Et l’on comprend soudain que, mieux qu’à des paysages de la nature, nous assistons au déploiement sur la toile de paysages intérieurs, d’un pays intérieur, dont chaque tourment, chaque tempête, chaque paix retrouvée appartient à l’artiste, à cet appel des éléments cherchant à se libérer, à s’unir peut-être, mais sans jamais se confondre sous le pinceau, à cet appel où, à notre tour, nous sommes convoqués : spectacle intime et magnifique, sans cesse au bord d’on ne sait quel chaos, mais où toujours finissent par l’emporter l’ordre, la lumière et la couleur pour notre plus grande délectation.

 

Olivier Rasimi

THE INNER COUNTRY

Landscapes...from vast plains to mountains, cliffs and valleys, all coupled with a tormented sky, which momentarily hesitates to touch the earth; and in doing so, the impact of the elements, where air and water struggle under an omnipresent light drowned in mists and fire, create a perspective which seems endless.

What are the origins of these unchained elements?

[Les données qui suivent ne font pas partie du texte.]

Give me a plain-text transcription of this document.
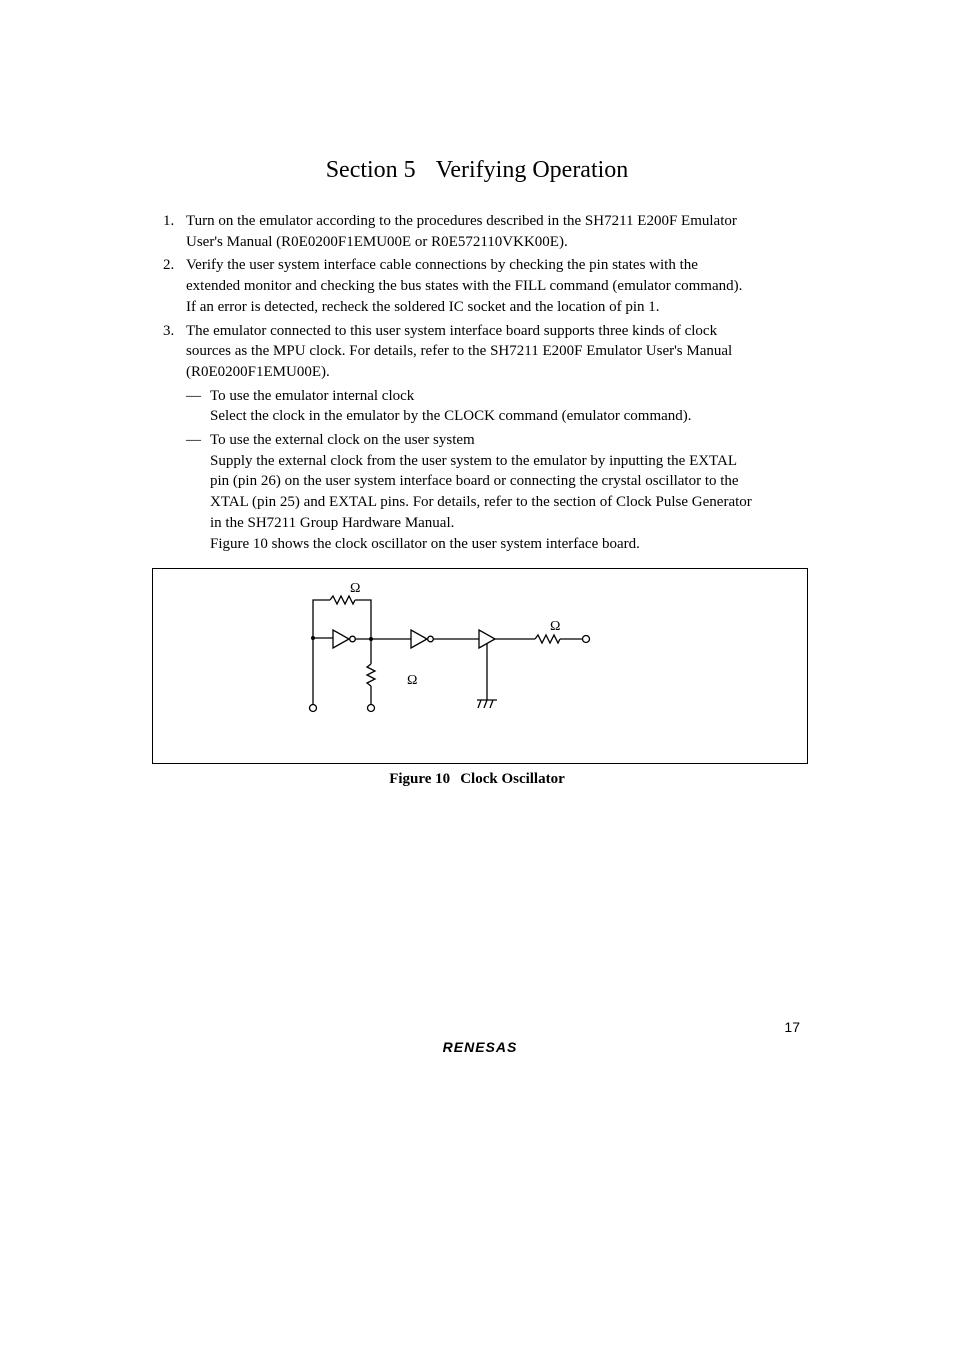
Section 5 Verifying Operation
1. Turn on the emulator according to the procedures described in the SH7211 E200F Emulator
User's Manual (R0E0200F1EMU00E or R0E572110VKK00E).
2. Verify the user system interface cable connections by checking the pin states with the
extended monitor and checking the bus states with the FILL command (emulator command).
If an error is detected, recheck the soldered IC socket and the location of pin 1.
3. The emulator connected to this user system interface board supports three kinds of clock
sources as the MPU clock. For details, refer to the SH7211 E200F Emulator User's Manual
(R0E0200F1EMU00E).
— To use the emulator internal clock
Select the clock in the emulator by the CLOCK command (emulator command).
— To use the external clock on the user system
Supply the external clock from the user system to the emulator by inputting the EXTAL
pin (pin 26) on the user system interface board or connecting the crystal oscillator to the
XTAL (pin 25) and EXTAL pins. For details, refer to the section of Clock Pulse Generator
in the SH7211 Group Hardware Manual.
Figure 10 shows the clock oscillator on the user system interface board.
Ω
Ω
Ω
Figure 10 Clock Oscillator
17
RENESAS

From which west , or which east, or which dawn or dusk are they drawn? In these desolate wild places human beings are absent, certainly too weak and too small to affront the tremendous forces of nature; or perhaps humans have simply not yet been imagined in a world where nature reigns unchallenged.

In contemplation of these landscapes, or rather where the landscapes capture and imprison our regard, we are constantly reminded of old masters such as the pupil of Rembrandt, the painter and engraver Hercle Seghers, whose visionary images of a world of fantasy are strangely close to our own.  We can equally imagine the dramatic paintings of William Turner in which the forces of nature, storm and light,  play a menacing game on our senses and perceptions.

We may equally find echoes in the works of the Chinese artist Zao Wou Ki,  where again sky and earth seem to be reversed in a turbulent struggle whereby each element attempts to overcome the other, and in doing so finally create a tempestuous harmony.

It is with these references and his relationship with the sea that the artist André Marie Ricoux plunges his sensitivity into the oceans, and thus propels the ocean depths, its waves and deep mists, into the horizons of his canvas.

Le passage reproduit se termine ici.